The final number really doesn't matter that much. Once you get a national seed, the road to Omaha goes through your stadium. That road might ultimately be taken by Stony Brook, but it goes through your home stadium.
Mississippi State and at least one other SEC team is probably going to host a regional in the tournament without being a national seed. But that's where things get a little tricky.
One of the most heated debates over the last few days has been the dispute over which team will get what is believed to be the last two spots for regional hosts. Clemson and South Alabama have faded as choices, which basically brings things down to the trio of Arkansas, Virginia Tech and South Carolina. So here's the comparison, with the RPI numbers coming from Boyd's World's post-Friday RPI mock-up.
|Arkansas||Virginia Tech||South Carolina|
|Top 50 (G/W-L)||33 / 17-16||27 / 13-14||25 / 11-14|
|Top 100 (G/W-L)||33 / 17-16||38 / 23-15||32 / 17-15|
|Average Opp RPI||94.8||75.6||85.6|
|Source: Boyd's World|
There's not a ton of separation in those numbers, when taken as a whole. South Carolina has a slightly worse record against the Top 50, but a comparable record in the Top 100 to Arkansas and one that's substantially worse than Virginia Tech's. But the Gamecocks also have fewer losses to teams ranked lower than 100 and no losses to teams ranked lower than 200, and their worst loss is far better than either of the other teams. The average rank of teams they played goes Virginia Tech, South Carolina, Arkansas.
The final bullet point here is that Virginia Tech and South Carolina are going to have far better RPIs than Arkansas when the host sites are announced. You might think that's at least in part because the RPI is always controversial and perhaps more flawed this year than ever before -- and I think you have a case to make.
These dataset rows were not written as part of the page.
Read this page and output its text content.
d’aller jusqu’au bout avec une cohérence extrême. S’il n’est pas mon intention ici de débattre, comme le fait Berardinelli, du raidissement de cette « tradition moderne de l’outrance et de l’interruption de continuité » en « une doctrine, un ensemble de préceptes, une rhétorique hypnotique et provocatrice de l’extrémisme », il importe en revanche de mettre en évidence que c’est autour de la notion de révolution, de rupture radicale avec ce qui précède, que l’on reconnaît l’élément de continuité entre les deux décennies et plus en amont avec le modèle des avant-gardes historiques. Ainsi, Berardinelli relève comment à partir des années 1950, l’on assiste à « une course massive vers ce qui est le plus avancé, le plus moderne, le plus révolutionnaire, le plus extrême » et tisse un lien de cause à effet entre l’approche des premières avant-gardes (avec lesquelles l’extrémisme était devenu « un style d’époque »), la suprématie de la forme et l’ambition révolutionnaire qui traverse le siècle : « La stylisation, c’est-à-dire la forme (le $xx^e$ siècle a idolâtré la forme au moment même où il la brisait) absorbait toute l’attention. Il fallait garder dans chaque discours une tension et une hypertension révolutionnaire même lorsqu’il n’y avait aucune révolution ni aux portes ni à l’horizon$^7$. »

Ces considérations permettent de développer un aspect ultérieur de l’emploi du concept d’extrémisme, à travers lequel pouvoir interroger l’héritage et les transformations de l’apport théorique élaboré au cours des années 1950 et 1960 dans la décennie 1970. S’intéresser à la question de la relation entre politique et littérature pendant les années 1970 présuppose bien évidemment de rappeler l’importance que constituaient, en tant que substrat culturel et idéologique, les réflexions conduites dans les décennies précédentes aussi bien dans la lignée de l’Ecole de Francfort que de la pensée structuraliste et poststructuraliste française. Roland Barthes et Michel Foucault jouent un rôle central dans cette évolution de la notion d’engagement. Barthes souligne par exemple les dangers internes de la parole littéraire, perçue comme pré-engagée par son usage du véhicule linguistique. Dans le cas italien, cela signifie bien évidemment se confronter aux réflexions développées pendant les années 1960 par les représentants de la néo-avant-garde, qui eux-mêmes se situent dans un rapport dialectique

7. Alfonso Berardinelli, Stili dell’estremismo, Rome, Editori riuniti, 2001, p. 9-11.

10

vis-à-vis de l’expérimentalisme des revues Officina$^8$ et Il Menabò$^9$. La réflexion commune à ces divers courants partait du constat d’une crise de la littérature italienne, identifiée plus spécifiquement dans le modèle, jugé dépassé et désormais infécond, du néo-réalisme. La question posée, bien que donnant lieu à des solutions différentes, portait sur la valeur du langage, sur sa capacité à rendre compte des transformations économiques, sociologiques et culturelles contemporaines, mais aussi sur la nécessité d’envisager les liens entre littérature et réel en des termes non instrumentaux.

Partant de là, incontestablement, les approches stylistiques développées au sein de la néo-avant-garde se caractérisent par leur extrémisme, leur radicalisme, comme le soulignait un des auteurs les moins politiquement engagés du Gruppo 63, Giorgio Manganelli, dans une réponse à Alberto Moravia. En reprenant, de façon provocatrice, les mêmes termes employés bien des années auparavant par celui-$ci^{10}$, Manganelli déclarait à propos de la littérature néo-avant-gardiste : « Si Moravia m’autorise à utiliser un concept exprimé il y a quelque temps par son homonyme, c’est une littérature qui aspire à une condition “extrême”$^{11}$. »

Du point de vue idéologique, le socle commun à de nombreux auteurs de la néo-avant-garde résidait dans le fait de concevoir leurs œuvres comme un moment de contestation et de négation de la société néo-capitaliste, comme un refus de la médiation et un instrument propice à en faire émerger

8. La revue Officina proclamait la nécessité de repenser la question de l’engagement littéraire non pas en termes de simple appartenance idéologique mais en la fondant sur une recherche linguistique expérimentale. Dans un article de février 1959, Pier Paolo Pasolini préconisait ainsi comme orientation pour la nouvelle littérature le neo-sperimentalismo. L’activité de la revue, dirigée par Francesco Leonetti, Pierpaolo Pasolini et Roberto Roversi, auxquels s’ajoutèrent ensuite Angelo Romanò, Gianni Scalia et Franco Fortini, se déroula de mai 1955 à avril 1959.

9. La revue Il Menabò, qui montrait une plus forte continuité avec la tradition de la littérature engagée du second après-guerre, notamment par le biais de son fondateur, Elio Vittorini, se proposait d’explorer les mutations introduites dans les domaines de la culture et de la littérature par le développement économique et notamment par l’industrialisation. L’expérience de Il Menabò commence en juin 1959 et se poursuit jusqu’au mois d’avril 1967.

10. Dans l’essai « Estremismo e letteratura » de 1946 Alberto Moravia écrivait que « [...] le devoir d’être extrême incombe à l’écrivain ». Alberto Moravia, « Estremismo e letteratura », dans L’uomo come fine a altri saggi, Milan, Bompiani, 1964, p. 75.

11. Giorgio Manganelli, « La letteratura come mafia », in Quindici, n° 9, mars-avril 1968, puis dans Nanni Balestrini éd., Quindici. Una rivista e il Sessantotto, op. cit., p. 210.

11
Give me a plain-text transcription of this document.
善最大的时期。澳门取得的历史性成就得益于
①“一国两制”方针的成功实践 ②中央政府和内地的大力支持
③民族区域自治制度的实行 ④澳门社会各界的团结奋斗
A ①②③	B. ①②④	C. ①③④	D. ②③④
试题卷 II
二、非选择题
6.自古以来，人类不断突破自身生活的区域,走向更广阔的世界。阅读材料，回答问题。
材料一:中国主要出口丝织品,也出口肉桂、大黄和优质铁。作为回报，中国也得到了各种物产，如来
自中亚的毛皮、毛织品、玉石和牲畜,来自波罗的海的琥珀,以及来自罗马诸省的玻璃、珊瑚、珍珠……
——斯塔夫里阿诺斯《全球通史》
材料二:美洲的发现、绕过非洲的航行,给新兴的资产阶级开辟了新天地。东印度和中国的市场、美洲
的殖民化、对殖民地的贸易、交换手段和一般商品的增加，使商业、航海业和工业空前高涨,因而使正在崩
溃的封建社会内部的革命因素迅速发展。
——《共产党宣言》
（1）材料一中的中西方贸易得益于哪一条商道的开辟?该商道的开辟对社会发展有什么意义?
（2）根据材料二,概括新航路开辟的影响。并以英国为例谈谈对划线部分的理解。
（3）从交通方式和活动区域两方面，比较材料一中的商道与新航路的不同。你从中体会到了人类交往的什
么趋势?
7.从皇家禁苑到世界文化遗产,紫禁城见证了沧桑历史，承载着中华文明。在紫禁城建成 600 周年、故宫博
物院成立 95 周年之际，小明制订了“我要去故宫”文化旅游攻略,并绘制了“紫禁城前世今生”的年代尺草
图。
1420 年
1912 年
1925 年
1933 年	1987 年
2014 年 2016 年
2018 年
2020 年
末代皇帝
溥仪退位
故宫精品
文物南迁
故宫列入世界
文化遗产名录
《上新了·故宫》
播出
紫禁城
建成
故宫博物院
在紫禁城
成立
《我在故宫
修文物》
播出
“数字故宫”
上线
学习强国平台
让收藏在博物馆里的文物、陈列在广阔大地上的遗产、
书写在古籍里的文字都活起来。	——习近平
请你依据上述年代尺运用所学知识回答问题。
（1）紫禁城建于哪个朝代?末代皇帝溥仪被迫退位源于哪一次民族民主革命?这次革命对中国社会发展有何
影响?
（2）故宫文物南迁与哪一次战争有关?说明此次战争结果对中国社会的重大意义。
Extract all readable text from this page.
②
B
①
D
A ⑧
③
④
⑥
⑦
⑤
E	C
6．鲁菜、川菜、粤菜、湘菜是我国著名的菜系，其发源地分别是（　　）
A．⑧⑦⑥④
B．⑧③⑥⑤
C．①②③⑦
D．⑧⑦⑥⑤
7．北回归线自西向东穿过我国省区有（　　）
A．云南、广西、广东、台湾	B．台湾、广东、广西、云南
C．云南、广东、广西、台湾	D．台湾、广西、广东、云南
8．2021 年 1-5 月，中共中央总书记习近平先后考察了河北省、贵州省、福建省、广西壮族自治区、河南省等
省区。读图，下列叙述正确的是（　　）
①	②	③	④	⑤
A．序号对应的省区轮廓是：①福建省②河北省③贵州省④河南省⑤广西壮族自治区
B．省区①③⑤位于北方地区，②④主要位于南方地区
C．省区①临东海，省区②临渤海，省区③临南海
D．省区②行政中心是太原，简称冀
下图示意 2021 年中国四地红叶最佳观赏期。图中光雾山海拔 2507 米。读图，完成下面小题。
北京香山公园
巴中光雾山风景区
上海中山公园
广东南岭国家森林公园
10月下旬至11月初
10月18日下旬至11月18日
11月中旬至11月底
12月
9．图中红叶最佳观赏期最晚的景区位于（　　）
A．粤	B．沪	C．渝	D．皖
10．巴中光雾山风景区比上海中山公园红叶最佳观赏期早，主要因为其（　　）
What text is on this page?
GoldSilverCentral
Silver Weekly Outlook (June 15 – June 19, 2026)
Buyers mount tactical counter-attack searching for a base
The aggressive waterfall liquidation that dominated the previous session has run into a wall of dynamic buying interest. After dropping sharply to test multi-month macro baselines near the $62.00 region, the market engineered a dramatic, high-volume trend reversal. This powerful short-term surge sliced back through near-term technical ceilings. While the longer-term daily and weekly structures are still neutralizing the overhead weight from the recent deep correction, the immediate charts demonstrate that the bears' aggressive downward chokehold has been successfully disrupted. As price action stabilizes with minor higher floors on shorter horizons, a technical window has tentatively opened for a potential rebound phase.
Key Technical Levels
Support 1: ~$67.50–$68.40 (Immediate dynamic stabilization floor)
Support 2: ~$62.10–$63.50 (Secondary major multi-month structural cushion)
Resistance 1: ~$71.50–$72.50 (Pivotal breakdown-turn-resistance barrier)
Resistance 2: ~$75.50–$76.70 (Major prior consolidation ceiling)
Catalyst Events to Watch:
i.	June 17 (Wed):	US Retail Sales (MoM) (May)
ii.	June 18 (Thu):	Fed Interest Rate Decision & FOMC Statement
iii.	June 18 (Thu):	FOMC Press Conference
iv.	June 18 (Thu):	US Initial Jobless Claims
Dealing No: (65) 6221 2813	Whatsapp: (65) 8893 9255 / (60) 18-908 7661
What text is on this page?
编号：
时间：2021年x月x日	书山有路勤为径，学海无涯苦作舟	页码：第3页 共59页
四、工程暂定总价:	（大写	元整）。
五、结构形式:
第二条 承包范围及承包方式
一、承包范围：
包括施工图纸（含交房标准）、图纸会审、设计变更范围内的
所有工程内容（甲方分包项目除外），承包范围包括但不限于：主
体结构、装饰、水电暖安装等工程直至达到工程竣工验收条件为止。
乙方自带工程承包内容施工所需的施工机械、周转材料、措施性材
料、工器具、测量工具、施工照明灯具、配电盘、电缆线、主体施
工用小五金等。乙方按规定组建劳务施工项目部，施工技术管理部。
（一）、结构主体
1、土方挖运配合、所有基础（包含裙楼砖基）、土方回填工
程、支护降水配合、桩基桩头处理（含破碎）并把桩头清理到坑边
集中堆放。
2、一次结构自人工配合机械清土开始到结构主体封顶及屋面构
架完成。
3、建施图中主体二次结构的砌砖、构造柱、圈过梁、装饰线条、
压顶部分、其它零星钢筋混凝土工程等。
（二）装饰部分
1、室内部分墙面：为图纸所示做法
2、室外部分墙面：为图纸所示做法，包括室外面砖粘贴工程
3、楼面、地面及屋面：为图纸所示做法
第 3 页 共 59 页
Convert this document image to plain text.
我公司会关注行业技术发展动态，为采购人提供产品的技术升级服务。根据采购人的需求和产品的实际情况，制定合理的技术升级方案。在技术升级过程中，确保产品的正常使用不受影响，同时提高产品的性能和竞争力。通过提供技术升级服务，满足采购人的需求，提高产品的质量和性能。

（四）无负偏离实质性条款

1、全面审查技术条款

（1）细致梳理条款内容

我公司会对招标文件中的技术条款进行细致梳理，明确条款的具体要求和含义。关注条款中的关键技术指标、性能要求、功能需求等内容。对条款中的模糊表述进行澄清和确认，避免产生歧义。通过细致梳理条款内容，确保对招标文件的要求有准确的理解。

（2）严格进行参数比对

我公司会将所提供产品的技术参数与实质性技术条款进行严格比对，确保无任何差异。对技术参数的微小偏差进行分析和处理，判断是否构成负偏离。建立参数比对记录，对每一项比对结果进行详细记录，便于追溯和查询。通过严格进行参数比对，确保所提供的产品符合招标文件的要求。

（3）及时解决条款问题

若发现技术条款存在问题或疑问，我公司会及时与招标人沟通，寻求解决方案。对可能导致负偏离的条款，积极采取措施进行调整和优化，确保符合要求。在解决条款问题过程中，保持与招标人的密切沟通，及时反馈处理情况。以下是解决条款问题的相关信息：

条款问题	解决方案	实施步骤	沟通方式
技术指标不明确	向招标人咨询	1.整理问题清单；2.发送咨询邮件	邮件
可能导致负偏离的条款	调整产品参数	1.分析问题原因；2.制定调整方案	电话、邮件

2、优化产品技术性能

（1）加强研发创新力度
The problem is that you and I don't get to pick the teams that make the field; the selection committee does. And NCAA selection committees tend to love RPIs, even when everyone outside the selection committee thinks they're hogwash.
This battle likely comes down to how much weight the selection committee puts on late-season momentum vs. RPI. If the battle is more about RPI, it's probably going to be Virginia Tech and South Carolina. But it's more about late-season momentum, it's more likely going to be Virginia Tech and Arkansas. There is still a chance that South Carolina and Arkansas could both make it, with Virginia Tech left out, in part because of the Hokies' losses and relatively mediocre ACC record (15-14). But I was a lot more confident in that possibility before I finished the numbers than after.
Basically, the following SEC teams beyond Vanderbilt, LSU, Mississippi State, South Carolina and Arkansas are in: Ole Miss and Alabama. That's seven bids, which would be extraordinarily low for the SEC. There's going to be at least one more team that will get in, and possibly two. The only other SEC teams eligible are Florida, Kentucky, Texas A&M and Auburn.
Kentucky's not making it. They have a relatively low RPI and collapsed down the stretch, as well as the worst SEC record among the remaining teams. Beyond SEC strength, there's literally nothing for the selection committee to hang its hat on if it went with Kentucky.
The other three are more interesting. Florida has a mediocre record, but against one of the strongest if not the strongest schedule in the country. The Aggies were seen as a bubble team likely to be left out in the last few weeks of the season, but they heated up a little bit and made a deep run into the SEC tournament that included knocking off Vanderbilt once. Auburn was out early of the SEC tournament, but otherwise had a nice end of the season that included beating Arkansas in the final series.
Arkansas could serve as a canary in the coal mine of sorts for several of the teams, including Florida. If the Hogs get to host a regional, that means that RPI isn't going to be quite as important, which means Florida (in particular) is probably going to be in trouble with the selection committee. If the Razorbacks don't make it, and particularly if they're left out in favor of South Carolina, that means RPI is going be more important -- which is a good sign for Florida but maybe not such a good sign for, say, Texas A&M.
One of these three teams is likely to make it into the field. All three are not, and the way that other conference tournaments have gone, even two is starting to look like a stretch. I'm not entirely sure I know which one is going to make it.